Eigentlich erklärt sich alles durch den Titel: Es geht immer um eine unmögliche Mission - um Nüsse, die für die Hauptfigur Ethan Hunt eigentlich nicht zu knacken sind. "Mission: Impossible"-Filme sind Agentenfilme, die an verschiedensten Orten auf der ganzen Welt spielen. Es gibt als feste Bestandteile vertauschte Identitäten, Intrigen, Action. Der Rest ist Verhandlungssache. Innerhalb der festen Parameter hat man einigen Spielraum, wie ich finde. Mir gefällt, dass Tom Cruise und die Produzenten die Filmemacher ermutigen, ihre ganz persönliche Interpretation zu finden. Es gibt keinen Hausstil, der diktiert wird.
Wie sieht Ihre Interpretation aus?
Da fragen Sie vermutlich die allerschlechteste Person, die etwas mit diesem Film zu tun hat. Ich mache mir über meinen persönlichen Ton keine Gedanken. Er ergibt sich ganz automatisch. Generell könnte man vielleicht sagen, dass dieser Film etwas leichter im Ton ist. Man muss nicht auf die Action verzichten, aber ich neige dazu, die Action gern mit Humor auszubalancieren. Wir haben einen Film gemacht, der viele verschiedene Rhythmen hat, teilweise in ein und derselben Szene. Wir hauen nicht unentwegt auf die Zwölf, sondern setzen auf Dynamik und Rhythmuswechsel.

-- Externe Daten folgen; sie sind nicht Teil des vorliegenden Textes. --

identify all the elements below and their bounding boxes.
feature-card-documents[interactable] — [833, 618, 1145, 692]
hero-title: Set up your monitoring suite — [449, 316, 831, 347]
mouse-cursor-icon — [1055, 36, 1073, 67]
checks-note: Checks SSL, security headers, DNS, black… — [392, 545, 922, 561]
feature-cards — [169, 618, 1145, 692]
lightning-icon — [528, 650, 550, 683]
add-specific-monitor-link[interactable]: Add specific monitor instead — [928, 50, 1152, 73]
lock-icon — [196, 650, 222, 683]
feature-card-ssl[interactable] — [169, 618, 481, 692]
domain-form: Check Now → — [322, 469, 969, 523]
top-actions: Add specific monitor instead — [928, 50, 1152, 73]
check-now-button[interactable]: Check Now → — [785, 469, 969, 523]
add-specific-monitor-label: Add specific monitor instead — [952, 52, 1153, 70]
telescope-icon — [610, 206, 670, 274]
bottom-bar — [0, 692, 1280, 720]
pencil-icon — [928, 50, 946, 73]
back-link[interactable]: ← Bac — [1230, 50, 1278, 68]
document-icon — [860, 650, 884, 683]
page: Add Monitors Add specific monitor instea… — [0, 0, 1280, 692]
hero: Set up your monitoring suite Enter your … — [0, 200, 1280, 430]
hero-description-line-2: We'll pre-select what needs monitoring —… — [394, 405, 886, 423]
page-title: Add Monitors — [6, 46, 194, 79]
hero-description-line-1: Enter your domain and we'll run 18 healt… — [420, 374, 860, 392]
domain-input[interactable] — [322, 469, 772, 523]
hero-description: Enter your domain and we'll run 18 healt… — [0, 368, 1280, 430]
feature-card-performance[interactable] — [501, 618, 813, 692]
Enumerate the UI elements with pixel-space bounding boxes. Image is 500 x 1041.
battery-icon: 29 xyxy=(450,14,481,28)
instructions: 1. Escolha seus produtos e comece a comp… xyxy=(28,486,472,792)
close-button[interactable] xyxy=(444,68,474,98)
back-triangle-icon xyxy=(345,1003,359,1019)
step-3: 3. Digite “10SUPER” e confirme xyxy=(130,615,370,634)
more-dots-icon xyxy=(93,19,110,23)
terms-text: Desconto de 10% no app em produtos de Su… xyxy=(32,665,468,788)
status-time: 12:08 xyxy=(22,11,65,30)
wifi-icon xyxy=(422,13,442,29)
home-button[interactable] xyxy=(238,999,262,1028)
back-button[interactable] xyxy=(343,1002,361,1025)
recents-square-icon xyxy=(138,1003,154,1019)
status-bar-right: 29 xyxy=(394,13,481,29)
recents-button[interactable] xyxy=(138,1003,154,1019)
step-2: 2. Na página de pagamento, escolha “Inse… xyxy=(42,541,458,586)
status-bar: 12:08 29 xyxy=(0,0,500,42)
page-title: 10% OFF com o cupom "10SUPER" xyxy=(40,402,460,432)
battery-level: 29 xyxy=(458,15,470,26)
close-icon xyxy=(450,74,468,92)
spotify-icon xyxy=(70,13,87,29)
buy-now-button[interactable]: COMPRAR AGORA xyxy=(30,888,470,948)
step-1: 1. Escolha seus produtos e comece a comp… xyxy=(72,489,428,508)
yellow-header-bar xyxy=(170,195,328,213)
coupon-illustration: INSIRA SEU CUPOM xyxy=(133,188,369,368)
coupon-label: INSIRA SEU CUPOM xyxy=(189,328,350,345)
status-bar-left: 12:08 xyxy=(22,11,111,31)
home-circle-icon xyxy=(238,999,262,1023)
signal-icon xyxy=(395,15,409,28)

Hat Ihnen Ihre Erfahrung als Regisseur von Animation bei diesem Film geholfen?
Der Schlüssel zu Animation ist Prävisualisierung. Man muss sich im Vorfeld ganz genau überlegen, wie eine Szene aussehen und aufgebaut sein soll. Animation ist so teuer, dass man sich keine Ungenauigkeiten erlauben kann. Für einen Film wie "Mission: Impossible - Phantom Protokoll" ist diese Erfahrung eine ideale Vorbereitung. Es ist ein großer Film, der mit einem sehr engen Terminplan entstanden ist. Große Variationen waren da einfach nicht drin. Wir mussten im Vorfeld bereits genau festlegen, wie die Szenen aussehen sollten.
Gewiss stellte Sie der Dreh von Live-Action aber auch vor neue Herausforderungen?
Der Hauptunterschied zwischen den beiden Medien ist, dass man sich bei Live-Action Spontaneität erlauben kann. Das kannte ich nicht. Ich hatte die einzelnen Einstellungen so genau im Kopf, dass ich immer nur genau das drehte, von dem ich glaubte, dass ich es brauchen werde, und dann rief ich: Cut! Ich musste erst lernen, die Kameras immer noch etwas laufen zu lassen, dass man erstaunliche Dinge festhalten kann, mit denen man nicht gerechnet hat, wenn man es nur zulässt. Bei Animation gibt es nur eine Anmutung von Spontaneität; im Realfilm gibt es sie wirklich. Eine tolle Sache.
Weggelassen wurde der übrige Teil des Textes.